Heartbleed bug in SSL might be of interest to some of you.

Check it out: http://heartbleed.com/ This is how it effects Tor users: https://blog.torproject.org/blog/openssl-bug-cve-2014-0160


Comments


[2 Points] aalewis____:

We have been speculating if a tor relay couldn't be made to leak information about the IP address of the next hop in a circuit, since an arbitrary memory leak is possible. Then, in theory, one could walk all nodes in a circuit to eventually uncover the other end of the circuit... (if all nodes in the circuit are linked to vulnerable openssl). Is that somehow prevented by the implementation design?

Scary shit


[1 Points] lgats:

I made a tool to check the status of your SSL and see if heartbeat is enabled. If it is, you should run this command: openssl version -a

Ensure your version is NOT 1.0.1f, 1.0.1e, 1.0.1d, 1.0.1c, 1.0.1b, 1.0.1a, 1.0.1, 1.0.2-beta1

Tool at: http://rehmann.co/projects/heartbeat/


[1 Points] None:

I wonder how many markets have updated to the patched OpenSSL packages. Any markets running the aforementioned OpenSSL packages could potentially have the Tor private keys stolen. This would mean there's a possibility that an onion address could be hijacked, and potentially even worse, a hacker or LE could intercept all encrypted traffic such as usernames and passwords.

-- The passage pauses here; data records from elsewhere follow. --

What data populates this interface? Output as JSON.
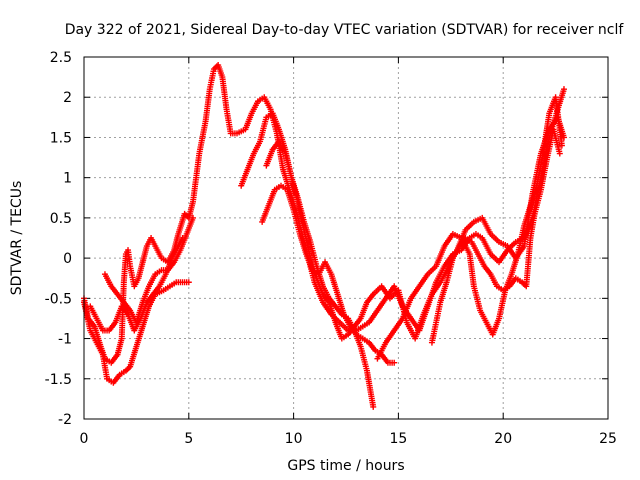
{
  "chart_data": {
    "type": "scatter",
    "title": "Day 322 of 2021, Sidereal Day-to-day VTEC variation (SDTVAR) for receiver nclf",
    "xlabel": "GPS time / hours",
    "ylabel": "SDTVAR / TECUs",
    "xlim": [
      0,
      25
    ],
    "ylim": [
      -2,
      2.5
    ],
    "xticks": [
      0,
      5,
      10,
      15,
      20,
      25
    ],
    "yticks": [
      -2,
      -1.5,
      -1,
      -0.5,
      0,
      0.5,
      1,
      1.5,
      2,
      2.5
    ],
    "xtick_labels": [
      "0",
      "5",
      "10",
      "15",
      "20",
      "25"
    ],
    "ytick_labels": [
      "-2",
      "-1.5",
      "-1",
      "-0.5",
      "0",
      "0.5",
      "1",
      "1.5",
      "2",
      "2.5"
    ],
    "grid": true,
    "marker": "+",
    "color": "#ff0000",
    "series": [
      {
        "points": [
          [
            0.0,
            -0.5
          ],
          [
            0.2,
            -0.75
          ],
          [
            0.5,
            -0.85
          ],
          [
            0.8,
            -1.1
          ],
          [
            1.0,
            -1.25
          ],
          [
            1.3,
            -1.3
          ],
          [
            1.6,
            -1.2
          ],
          [
            1.8,
            -1.0
          ],
          [
            1.9,
            -0.3
          ],
          [
            2.0,
            0.05
          ],
          [
            2.1,
            0.1
          ],
          [
            2.2,
            -0.1
          ],
          [
            2.4,
            -0.35
          ],
          [
            2.6,
            -0.25
          ],
          [
            2.8,
            -0.05
          ],
          [
            3.0,
            0.15
          ],
          [
            3.2,
            0.25
          ],
          [
            3.4,
            0.15
          ],
          [
            3.7,
            0.0
          ],
          [
            4.0,
            -0.05
          ],
          [
            4.3,
            0.1
          ],
          [
            4.5,
            0.3
          ],
          [
            4.8,
            0.55
          ],
          [
            5.0,
            0.5
          ],
          [
            5.2,
            0.7
          ],
          [
            5.5,
            1.3
          ],
          [
            5.8,
            1.7
          ],
          [
            6.0,
            2.1
          ],
          [
            6.2,
            2.35
          ],
          [
            6.4,
            2.4
          ],
          [
            6.6,
            2.25
          ],
          [
            6.8,
            1.85
          ],
          [
            7.0,
            1.55
          ],
          [
            7.3,
            1.55
          ],
          [
            7.7,
            1.6
          ],
          [
            8.0,
            1.8
          ],
          [
            8.3,
            1.95
          ],
          [
            8.6,
            2.0
          ],
          [
            8.9,
            1.85
          ],
          [
            9.2,
            1.55
          ],
          [
            9.5,
            1.1
          ],
          [
            9.8,
            0.85
          ],
          [
            10.1,
            0.6
          ],
          [
            10.4,
            0.3
          ],
          [
            10.7,
            0.0
          ],
          [
            11.0,
            -0.3
          ],
          [
            11.4,
            -0.55
          ],
          [
            11.8,
            -0.7
          ],
          [
            12.2,
            -0.8
          ],
          [
            12.6,
            -0.9
          ],
          [
            13.0,
            -0.9
          ],
          [
            13.3,
            -0.85
          ],
          [
            13.6,
            -0.8
          ],
          [
            14.0,
            -0.65
          ],
          [
            14.4,
            -0.5
          ],
          [
            14.8,
            -0.35
          ],
          [
            15.2,
            -0.6
          ],
          [
            15.6,
            -0.75
          ],
          [
            16.0,
            -0.9
          ],
          [
            16.4,
            -0.6
          ],
          [
            16.8,
            -0.3
          ],
          [
            17.2,
            -0.1
          ],
          [
            17.6,
            0.05
          ],
          [
            18.0,
            0.1
          ],
          [
            18.4,
            0.25
          ],
          [
            18.7,
            0.3
          ],
          [
            19.0,
            0.25
          ],
          [
            19.4,
            0.05
          ],
          [
            19.8,
            -0.05
          ],
          [
            20.2,
            0.1
          ],
          [
            20.6,
            0.2
          ],
          [
            21.0,
            0.25
          ],
          [
            21.4,
            0.5
          ],
          [
            21.8,
            1.0
          ],
          [
            22.2,
            1.5
          ],
          [
            22.6,
            1.85
          ],
          [
            22.9,
            2.1
          ]
        ]
      },
      {
        "points": [
          [
            0.0,
            -0.55
          ],
          [
            0.3,
            -0.9
          ],
          [
            0.6,
            -1.05
          ],
          [
            0.9,
            -1.2
          ],
          [
            1.1,
            -1.5
          ],
          [
            1.4,
            -1.55
          ],
          [
            1.7,
            -1.45
          ],
          [
            2.0,
            -1.4
          ],
          [
            2.2,
            -1.35
          ],
          [
            2.5,
            -1.1
          ],
          [
            2.8,
            -0.85
          ],
          [
            3.1,
            -0.6
          ],
          [
            3.4,
            -0.45
          ],
          [
            3.8,
            -0.4
          ],
          [
            4.1,
            -0.35
          ],
          [
            4.4,
            -0.3
          ],
          [
            4.7,
            -0.3
          ],
          [
            5.0,
            -0.3
          ]
        ]
      },
      {
        "points": [
          [
            0.3,
            -0.6
          ],
          [
            0.6,
            -0.75
          ],
          [
            0.9,
            -0.9
          ],
          [
            1.2,
            -0.9
          ],
          [
            1.5,
            -0.8
          ],
          [
            1.8,
            -0.6
          ],
          [
            2.1,
            -0.7
          ],
          [
            2.4,
            -0.9
          ],
          [
            2.7,
            -0.75
          ],
          [
            3.0,
            -0.55
          ],
          [
            3.3,
            -0.45
          ],
          [
            3.6,
            -0.35
          ],
          [
            3.9,
            -0.2
          ],
          [
            4.2,
            0.0
          ],
          [
            4.5,
            0.15
          ],
          [
            4.7,
            0.25
          ]
        ]
      },
      {
        "points": [
          [
            1.0,
            -0.2
          ],
          [
            1.3,
            -0.35
          ],
          [
            1.6,
            -0.45
          ],
          [
            1.9,
            -0.55
          ],
          [
            2.2,
            -0.65
          ],
          [
            2.5,
            -0.8
          ],
          [
            2.8,
            -0.55
          ],
          [
            3.1,
            -0.35
          ],
          [
            3.4,
            -0.2
          ],
          [
            3.7,
            -0.15
          ],
          [
            4.0,
            -0.15
          ],
          [
            4.3,
            -0.05
          ],
          [
            4.6,
            0.1
          ],
          [
            4.9,
            0.3
          ],
          [
            5.2,
            0.5
          ]
        ]
      },
      {
        "points": [
          [
            7.5,
            0.9
          ],
          [
            7.8,
            1.1
          ],
          [
            8.1,
            1.3
          ],
          [
            8.4,
            1.45
          ],
          [
            8.7,
            1.75
          ],
          [
            9.0,
            1.8
          ],
          [
            9.3,
            1.6
          ],
          [
            9.6,
            1.35
          ],
          [
            9.9,
            1.0
          ],
          [
            10.2,
            0.75
          ],
          [
            10.5,
            0.45
          ],
          [
            10.8,
            0.2
          ],
          [
            11.1,
            -0.1
          ],
          [
            11.4,
            -0.35
          ],
          [
            11.7,
            -0.5
          ],
          [
            12.0,
            -0.6
          ],
          [
            12.3,
            -0.7
          ],
          [
            12.6,
            -0.75
          ],
          [
            12.9,
            -0.9
          ],
          [
            13.2,
            -1.1
          ],
          [
            13.5,
            -1.4
          ],
          [
            13.8,
            -1.85
          ]
        ]
      },
      {
        "points": [
          [
            8.5,
            0.45
          ],
          [
            8.8,
            0.65
          ],
          [
            9.1,
            0.85
          ],
          [
            9.4,
            0.9
          ],
          [
            9.7,
            0.85
          ],
          [
            10.0,
            0.6
          ],
          [
            10.3,
            0.3
          ],
          [
            10.6,
            0.05
          ],
          [
            10.9,
            -0.15
          ],
          [
            11.2,
            -0.2
          ],
          [
            11.5,
            -0.05
          ],
          [
            11.8,
            -0.2
          ],
          [
            12.1,
            -0.45
          ],
          [
            12.4,
            -0.7
          ],
          [
            12.7,
            -0.85
          ],
          [
            13.0,
            -0.95
          ],
          [
            13.3,
            -1.0
          ],
          [
            13.6,
            -1.05
          ],
          [
            13.9,
            -1.15
          ],
          [
            14.2,
            -1.2
          ],
          [
            14.5,
            -1.3
          ],
          [
            14.8,
            -1.3
          ]
        ]
      },
      {
        "points": [
          [
            8.7,
            1.15
          ],
          [
            9.0,
            1.35
          ],
          [
            9.3,
            1.45
          ],
          [
            9.6,
            1.3
          ],
          [
            9.9,
            1.0
          ],
          [
            10.2,
            0.7
          ],
          [
            10.5,
            0.35
          ],
          [
            10.8,
            0.0
          ],
          [
            11.1,
            -0.25
          ],
          [
            11.4,
            -0.45
          ],
          [
            11.7,
            -0.55
          ],
          [
            12.0,
            -0.8
          ],
          [
            12.3,
            -1.0
          ],
          [
            12.6,
            -0.95
          ],
          [
            12.9,
            -0.85
          ],
          [
            13.2,
            -0.75
          ],
          [
            13.5,
            -0.55
          ],
          [
            13.8,
            -0.45
          ],
          [
            14.2,
            -0.35
          ],
          [
            14.6,
            -0.5
          ],
          [
            15.0,
            -0.4
          ],
          [
            15.4,
            -0.8
          ],
          [
            15.8,
            -1.0
          ],
          [
            16.2,
            -0.7
          ],
          [
            16.6,
            -0.45
          ],
          [
            17.0,
            -0.3
          ],
          [
            17.4,
            -0.1
          ],
          [
            17.8,
            0.1
          ],
          [
            18.2,
            0.35
          ],
          [
            18.6,
            0.45
          ],
          [
            19.0,
            0.5
          ],
          [
            19.4,
            0.3
          ],
          [
            19.8,
            0.2
          ],
          [
            20.2,
            0.15
          ],
          [
            20.6,
            0.0
          ],
          [
            21.0,
            0.15
          ],
          [
            21.4,
            0.8
          ],
          [
            21.8,
            1.3
          ],
          [
            22.2,
            1.6
          ],
          [
            22.6,
            1.75
          ],
          [
            22.9,
            1.5
          ]
        ]
      },
      {
        "points": [
          [
            14.0,
            -1.25
          ],
          [
            14.4,
            -1.05
          ],
          [
            14.8,
            -0.9
          ],
          [
            15.2,
            -0.75
          ],
          [
            15.6,
            -0.5
          ],
          [
            16.0,
            -0.35
          ],
          [
            16.4,
            -0.2
          ],
          [
            16.8,
            -0.1
          ],
          [
            17.2,
            0.15
          ],
          [
            17.6,
            0.3
          ],
          [
            18.0,
            0.25
          ],
          [
            18.4,
            0.05
          ],
          [
            18.6,
            -0.35
          ],
          [
            18.9,
            -0.65
          ],
          [
            19.2,
            -0.8
          ],
          [
            19.5,
            -0.95
          ],
          [
            19.8,
            -0.75
          ],
          [
            20.1,
            -0.4
          ],
          [
            20.4,
            -0.2
          ],
          [
            20.7,
            0.05
          ],
          [
            21.0,
            0.4
          ],
          [
            21.3,
            0.65
          ],
          [
            21.6,
            0.9
          ],
          [
            21.9,
            1.3
          ],
          [
            22.2,
            1.8
          ],
          [
            22.5,
            2.0
          ],
          [
            22.8,
            1.4
          ]
        ]
      },
      {
        "points": [
          [
            16.6,
            -1.05
          ],
          [
            16.8,
            -0.8
          ],
          [
            17.0,
            -0.55
          ],
          [
            17.3,
            -0.3
          ],
          [
            17.6,
            0.0
          ],
          [
            17.9,
            0.15
          ],
          [
            18.2,
            0.25
          ],
          [
            18.5,
            0.2
          ],
          [
            18.8,
            0.05
          ],
          [
            19.1,
            -0.1
          ],
          [
            19.4,
            -0.2
          ],
          [
            19.7,
            -0.35
          ],
          [
            20.0,
            -0.4
          ],
          [
            20.3,
            -0.35
          ],
          [
            20.6,
            -0.25
          ],
          [
            20.9,
            -0.3
          ],
          [
            21.1,
            -0.35
          ],
          [
            21.3,
            0.25
          ],
          [
            21.5,
            0.55
          ],
          [
            21.8,
            0.85
          ],
          [
            22.1,
            1.25
          ],
          [
            22.4,
            1.6
          ],
          [
            22.7,
            1.3
          ]
        ]
      }
    ]
  }
}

The worse part is that there is no method to detect if the keys have been compromised. The only definite secure thing to do is to change all Tor keys. However, if every market changed their private keys, this would mean every onion address currently existing would change as well.

On a side note, all clearnet sites that are using the vulnerable packages suffer the same issues. This would mean using an HTTPS connection does not guarantee that the encrypted information being sent is secured. Credit cards and banking information can also be intercepted in the same manner if the server's SSL keys have been compromised.


[1 Points] bobstheyreuncle:

Big question: is reddit using OpenSSL?